Grappa: un futuro a stelle e strisce.

Il distillato simbolo del Made in Italy pronto a sbarcare negli USA, grazie al progetto “Hello Grappa!” finanziato dalla UE. L’export apre nuove prospettive per le distillerie, anche nell’Europa dell’Est e nei Paesi dell’Estremo Oriente. Negli ultimi 3 anni, 6 aziende su 10 hanno visto crescere le loro esportazioni.

Un futuro a stelle e strisce per l’IG Grappa. All’assemblea annuale, AssoDistil ha annunciato ufficialmente l’avvio di “Hello Grappa!”, il piano di promozione dell’acquavite “Made in Italy”, realizzato grazie ai fondi europei e all’impegno delle distillerie italiane.

Il progetto, presentato ai sensi del Regolamento 1144/2014 per la promozione dei prodotti agricoli, prevede una serie di eventi dedicati al lancio dell’IG Grappa, pensati per far conoscere il prestigioso distillato ai consumatori americani. L’intero piano prevede, su base triennale, un investimento pari a circa 1 milione di euro.

AssoDistil è risultata una delle “magnifiche dieci” italiane che si sono aggiudicate il finanziamento UE. Un risultato reso ancora più significativo dal fatto che l’Italia è al primo posto in Europa per le risorse ricevute grazie alla nuova politica di promozione dell’Unione Europea.

Per i distillatori, gli Stati Uniti rappresentano il mercato da conquistare fuori dalla UE. “La nostra strategia – ha spiegato Cesare Mazzetti, presidente del Comitato Nazionale Acquaviti di AssoDistil – è quella di seguire la strada già tracciata dai grandi vini italiani, oggi amati in tutto il mondo. Siamo infatti convinti che la nostra acquavite, simbolo del Made in Italy e gli altri ‘spirits’ della nostra tradizione, per gusto, qualità e ricercatezza, nulla abbiano da invidiare a distillati e liquori di prestigio prodotti in altri Paesi”. 

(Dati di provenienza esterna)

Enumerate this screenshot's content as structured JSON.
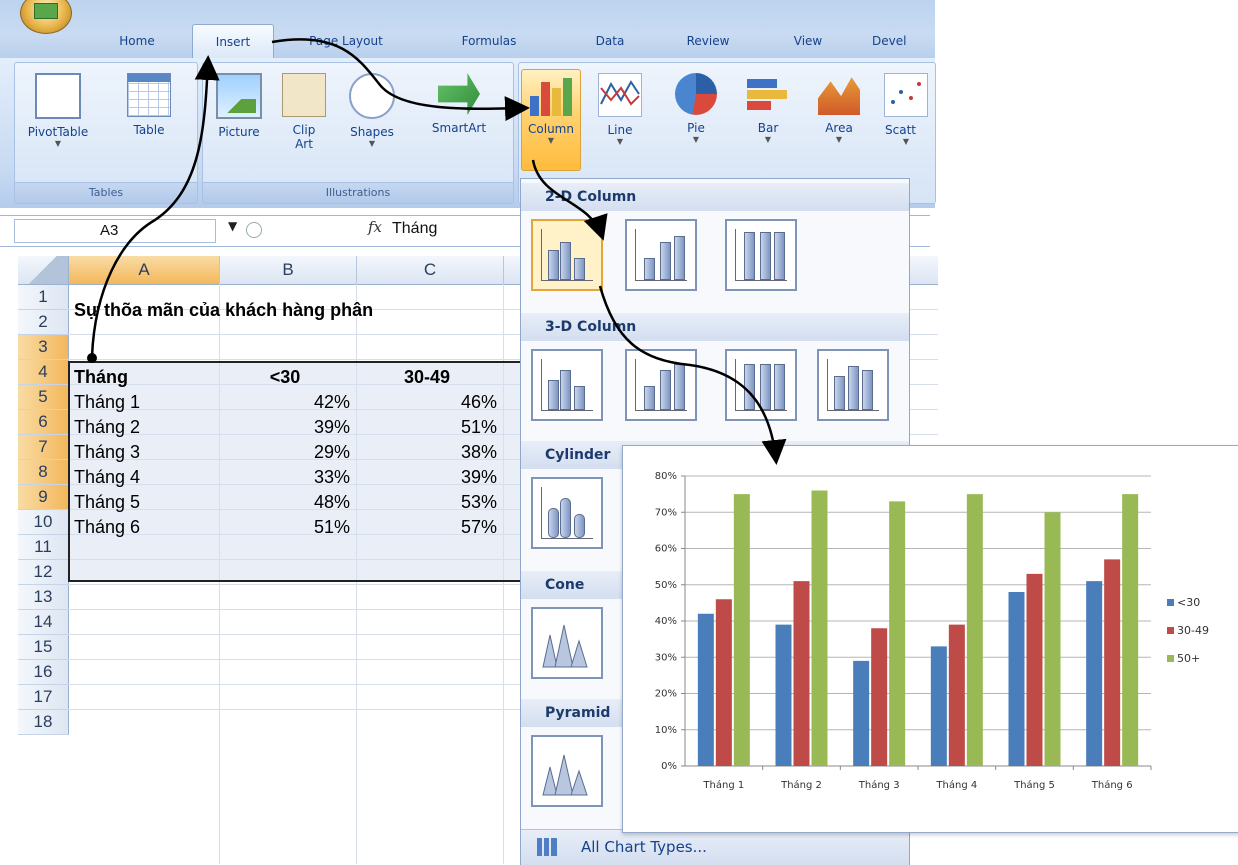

“Hello Grappa!” si colloca all’interno di un percorso virtuoso che sta premiando la Grappa soprattutto all’estero. In Italia, la produzione nel 2016, con i suoi 82mila ettanidri, conferma la tendenza alla stabilità. Ma è l’export a mostrare un forte dinamismo. Lo scorso anno, le esportazioni di prodotto imbottigliato e sfuso sono aumentate del 2%.

In particolare, le distillerie italiane hanno registrato un incremento del 5,5 della Grappa in bottiglia, con una crescita del 7,3% nei Paesi UE. La Germania si conferma l’acquirente principale dell’acquavite Made in Italy, seguita da Svizzera e Repubblica Ceca e, a distanza, da Francia, Belgio e Spagna. La vera sorpresa degli ultimi anni riguarda proprio l’Est Europa che, dal 2010 al 2016, ha visto incrementare gli scambi, passando dal 2 al 7% dell’export totale. Un buon risultato, soprattutto se si considera che l’Europa Orientale soltanto da un decennio ha aperto le frontiere al libero scambio.

Secondo l’Osservatorio congiunturale curato da Format, il 49% delle aziende che esportano opera nell’Est Europa che non fa parte della UE, il 43% in Estremo Oriente. In generale, l’attività di internazionalizzazione rappresenta il 28,5 del fatturato delle distillerie, con un aumento del 1,6% rispetto all’anno precedente. I dati Format, in particolare, evidenziano che 6 aziende su 10 hanno visto crescere l’export delle aziende negli ultimi 3 anni. Oggi l’82% delle distillerie svolge attività all’estero, soprattutto partecipando a fiere (31,6%).

“Lo sviluppo del settore è fuori dai confini nazionali – osserva Mazzetti – attualmente, soltanto un quinto dei nostri prodotti è esportato all’estero. Per questo ringraziamo tutti gli imprenditori che hanno contribuito a ‘Hello Grappa’: con il loro impegno, in futuro porteremo il gusto e la storia della nostra acquavite tutta italiana non soltanto negli Stati Uniti, ma sui mercati internazionali”.